June 29, 2011

 

China's agro-commodities set to climb in H2
 

 

Farm produce futures traded on China's Dalian and Zhengzhou commodity exchanges are expected to rise steadily in the second half due to mounting planting costs, surplus liquidity and lower expectations of tough tightening policies.

 

However, prices are unlikely to surge in consideration of regulative policies and adequate supply on the market.

 

The majority of agricultural products on domestic futures markets started to rebound at the beginning of this year and came to a peak in February, boosted by the consumption peak during the traditional Chinese Spring Festival. However, what followed was a fallback and persistent range-bound trading.

 

Analysts say that the domestic agricultural commodity market has almost touched bottom in the first half and is ready to improve on the weak correction in the second half in consideration of the following three factors.

 

First, rising costs of planting and labour will continue to prop up farm produce prices.

 

Despite the inflationary pressure, the country is stepping up efforts to push forward pricing reform for energy resources this year. It has already raised feed-in power tariffs in some provinces and is mulling over a tariff increase in electricity for residential use.

 

Meanwhile, the country also plans to accelerate pricing reform for oil products and water. All these moves may add to the costs of planting as well as raw materials. Labour costs are also on a rise as inflation has raised living costs.

 

Secondly, the central bank is unlikely to adopt such a tight monetary policy as that in the first half.

 

The People's Bank of China (PBOC), or central bank, has raised the required reserve ratio (RRR) once a month over the past six months.

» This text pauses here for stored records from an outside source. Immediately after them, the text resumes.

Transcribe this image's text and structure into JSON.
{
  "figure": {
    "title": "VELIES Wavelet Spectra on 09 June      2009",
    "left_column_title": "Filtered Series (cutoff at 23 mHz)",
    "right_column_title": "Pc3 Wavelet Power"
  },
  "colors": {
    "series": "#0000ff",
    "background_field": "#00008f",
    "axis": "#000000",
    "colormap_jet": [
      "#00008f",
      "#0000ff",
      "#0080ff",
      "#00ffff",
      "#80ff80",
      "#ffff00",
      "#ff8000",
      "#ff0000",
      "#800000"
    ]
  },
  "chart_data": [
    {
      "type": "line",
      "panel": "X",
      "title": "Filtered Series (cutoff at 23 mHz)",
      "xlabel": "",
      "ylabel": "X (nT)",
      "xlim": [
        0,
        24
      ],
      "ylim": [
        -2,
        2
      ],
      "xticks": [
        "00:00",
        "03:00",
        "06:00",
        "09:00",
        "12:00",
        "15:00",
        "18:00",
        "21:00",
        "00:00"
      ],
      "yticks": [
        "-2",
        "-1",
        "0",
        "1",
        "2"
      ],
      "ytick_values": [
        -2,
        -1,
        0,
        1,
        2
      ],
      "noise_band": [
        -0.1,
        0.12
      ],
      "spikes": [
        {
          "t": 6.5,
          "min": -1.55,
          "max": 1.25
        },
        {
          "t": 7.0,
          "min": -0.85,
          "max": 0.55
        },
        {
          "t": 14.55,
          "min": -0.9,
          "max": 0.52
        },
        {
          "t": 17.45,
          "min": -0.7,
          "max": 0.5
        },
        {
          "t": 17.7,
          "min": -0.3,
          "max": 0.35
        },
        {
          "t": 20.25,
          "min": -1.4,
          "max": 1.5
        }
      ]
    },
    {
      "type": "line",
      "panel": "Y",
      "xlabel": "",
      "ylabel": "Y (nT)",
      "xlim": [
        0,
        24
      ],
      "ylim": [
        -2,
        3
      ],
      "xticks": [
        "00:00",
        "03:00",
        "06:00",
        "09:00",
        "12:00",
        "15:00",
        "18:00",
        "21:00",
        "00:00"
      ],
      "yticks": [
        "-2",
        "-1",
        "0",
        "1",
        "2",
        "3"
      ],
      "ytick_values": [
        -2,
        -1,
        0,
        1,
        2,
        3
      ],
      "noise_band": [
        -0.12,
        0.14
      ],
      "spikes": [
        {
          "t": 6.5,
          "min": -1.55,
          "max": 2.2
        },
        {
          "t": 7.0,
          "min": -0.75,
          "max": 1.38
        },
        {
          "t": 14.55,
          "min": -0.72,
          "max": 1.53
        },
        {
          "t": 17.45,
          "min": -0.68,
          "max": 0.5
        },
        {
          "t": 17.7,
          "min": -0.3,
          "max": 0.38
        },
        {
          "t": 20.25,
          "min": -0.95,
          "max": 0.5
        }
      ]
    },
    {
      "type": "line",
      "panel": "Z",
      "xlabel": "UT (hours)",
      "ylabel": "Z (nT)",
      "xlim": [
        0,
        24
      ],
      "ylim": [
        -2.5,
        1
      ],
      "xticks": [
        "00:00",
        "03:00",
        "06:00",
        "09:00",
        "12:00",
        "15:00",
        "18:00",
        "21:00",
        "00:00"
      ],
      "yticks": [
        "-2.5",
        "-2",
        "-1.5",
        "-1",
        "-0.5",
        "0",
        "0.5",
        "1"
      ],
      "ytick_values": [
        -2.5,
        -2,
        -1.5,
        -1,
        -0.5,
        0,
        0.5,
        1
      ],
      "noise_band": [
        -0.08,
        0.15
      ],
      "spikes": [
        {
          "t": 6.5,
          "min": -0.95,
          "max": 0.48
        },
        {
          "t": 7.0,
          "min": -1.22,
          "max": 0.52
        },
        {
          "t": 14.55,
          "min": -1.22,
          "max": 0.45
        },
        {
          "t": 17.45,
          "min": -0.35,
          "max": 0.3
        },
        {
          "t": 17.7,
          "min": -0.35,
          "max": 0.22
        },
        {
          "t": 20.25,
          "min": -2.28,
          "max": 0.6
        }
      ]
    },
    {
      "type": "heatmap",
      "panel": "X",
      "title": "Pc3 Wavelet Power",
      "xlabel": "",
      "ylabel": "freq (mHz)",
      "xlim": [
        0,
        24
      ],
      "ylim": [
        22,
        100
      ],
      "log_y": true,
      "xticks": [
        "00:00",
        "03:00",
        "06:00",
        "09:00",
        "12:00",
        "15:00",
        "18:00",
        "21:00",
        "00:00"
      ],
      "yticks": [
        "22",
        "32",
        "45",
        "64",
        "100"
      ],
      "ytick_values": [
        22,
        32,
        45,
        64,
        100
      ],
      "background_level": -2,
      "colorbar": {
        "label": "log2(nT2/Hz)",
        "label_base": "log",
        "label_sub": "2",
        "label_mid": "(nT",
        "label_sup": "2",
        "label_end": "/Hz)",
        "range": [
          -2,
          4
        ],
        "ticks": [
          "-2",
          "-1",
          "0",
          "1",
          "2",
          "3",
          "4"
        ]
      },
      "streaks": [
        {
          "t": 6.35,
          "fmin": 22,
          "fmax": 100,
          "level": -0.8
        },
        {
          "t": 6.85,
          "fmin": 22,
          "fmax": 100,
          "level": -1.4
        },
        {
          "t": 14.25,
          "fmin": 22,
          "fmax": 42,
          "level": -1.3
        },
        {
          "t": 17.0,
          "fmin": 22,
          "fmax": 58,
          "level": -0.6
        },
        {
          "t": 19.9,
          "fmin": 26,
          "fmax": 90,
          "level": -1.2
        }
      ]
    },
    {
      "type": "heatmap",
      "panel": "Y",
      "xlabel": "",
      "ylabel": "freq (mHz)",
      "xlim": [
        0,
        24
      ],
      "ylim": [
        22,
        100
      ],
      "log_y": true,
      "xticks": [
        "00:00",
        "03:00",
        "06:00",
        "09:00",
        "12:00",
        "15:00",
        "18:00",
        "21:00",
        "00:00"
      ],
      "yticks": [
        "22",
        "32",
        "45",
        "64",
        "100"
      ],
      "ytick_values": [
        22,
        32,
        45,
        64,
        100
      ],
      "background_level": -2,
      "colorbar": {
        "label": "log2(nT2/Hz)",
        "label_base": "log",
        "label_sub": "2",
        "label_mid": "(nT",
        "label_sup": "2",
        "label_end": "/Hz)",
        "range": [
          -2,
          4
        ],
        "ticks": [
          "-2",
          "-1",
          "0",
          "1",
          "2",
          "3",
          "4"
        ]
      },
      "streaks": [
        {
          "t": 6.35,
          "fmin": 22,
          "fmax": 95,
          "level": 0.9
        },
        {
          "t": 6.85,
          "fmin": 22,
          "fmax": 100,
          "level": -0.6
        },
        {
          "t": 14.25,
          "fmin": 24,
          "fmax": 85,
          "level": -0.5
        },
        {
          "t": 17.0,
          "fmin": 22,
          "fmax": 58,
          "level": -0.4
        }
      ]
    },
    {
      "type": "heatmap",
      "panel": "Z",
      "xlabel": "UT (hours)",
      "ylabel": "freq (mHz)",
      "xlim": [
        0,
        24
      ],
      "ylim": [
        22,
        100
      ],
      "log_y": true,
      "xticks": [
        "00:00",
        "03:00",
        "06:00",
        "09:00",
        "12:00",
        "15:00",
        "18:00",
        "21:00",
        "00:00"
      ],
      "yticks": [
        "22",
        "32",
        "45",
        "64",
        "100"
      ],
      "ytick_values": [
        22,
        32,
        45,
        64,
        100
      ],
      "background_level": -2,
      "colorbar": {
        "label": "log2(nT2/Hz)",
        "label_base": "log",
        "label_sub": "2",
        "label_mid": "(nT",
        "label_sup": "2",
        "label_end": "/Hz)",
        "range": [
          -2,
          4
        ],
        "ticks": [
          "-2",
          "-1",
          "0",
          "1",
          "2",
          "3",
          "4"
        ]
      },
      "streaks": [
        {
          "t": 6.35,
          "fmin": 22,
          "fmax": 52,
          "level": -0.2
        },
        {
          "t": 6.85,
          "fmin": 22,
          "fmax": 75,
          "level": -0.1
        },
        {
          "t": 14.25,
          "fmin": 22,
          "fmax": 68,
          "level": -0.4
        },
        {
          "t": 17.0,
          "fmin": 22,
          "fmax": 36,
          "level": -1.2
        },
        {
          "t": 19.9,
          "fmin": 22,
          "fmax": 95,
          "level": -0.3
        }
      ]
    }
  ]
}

It has also twice hiked the benchmark lending and deposit rates.

 

The tightening measures have begun to produce effect, as new bank lending, an important indicator of monetary policy, tumbled to RMB551.6 billion (US$85 billion) in May from April's RMB739.6 billion (US$114 billion).

 

The broad money supply (M2), which covers cash in circulation and all deposits, hit RMB76.34 trillion (US$11.8 trillion) at the end of May, up 15.1% on-year, the slowest growth since November of 2008.

 

The tightening measures, however, have dealt a heavy blow to the country's small businesses, which find it more and more difficult to get bank loans, and they are the major factor to weigh on the commodity market in the first half.

 

Some insiders say that it is too early to talk about relaxing the monetary policy before inflation is fundamentally curbed. The country's Consumer Price Index, a major gauge of inflation, rose 5.5% on-year in May, a 34-month high.

 

Thirdly, the US may extend its loose monetary policy after its Quantitative Easing (QE2) expires at the end of June and this is expected to add to imported inflation pressure.

 

However, farm produce prices are unlikely to rise drastically given the government's regulative measures as well as the improving relationship between supply and demand. China is likely to achieve adequate summer grain harvests this year despite the drought and the ensuing flood in the middle and lower reaches of the Yangtze river.

 

Meanwhile, soy stocks at ports are at a high level due to weak demand and a large volume of imports in the earlier period. Cotton and sugar supply is expected to be less tight in the second half in consideration of an increase in the planting area this year.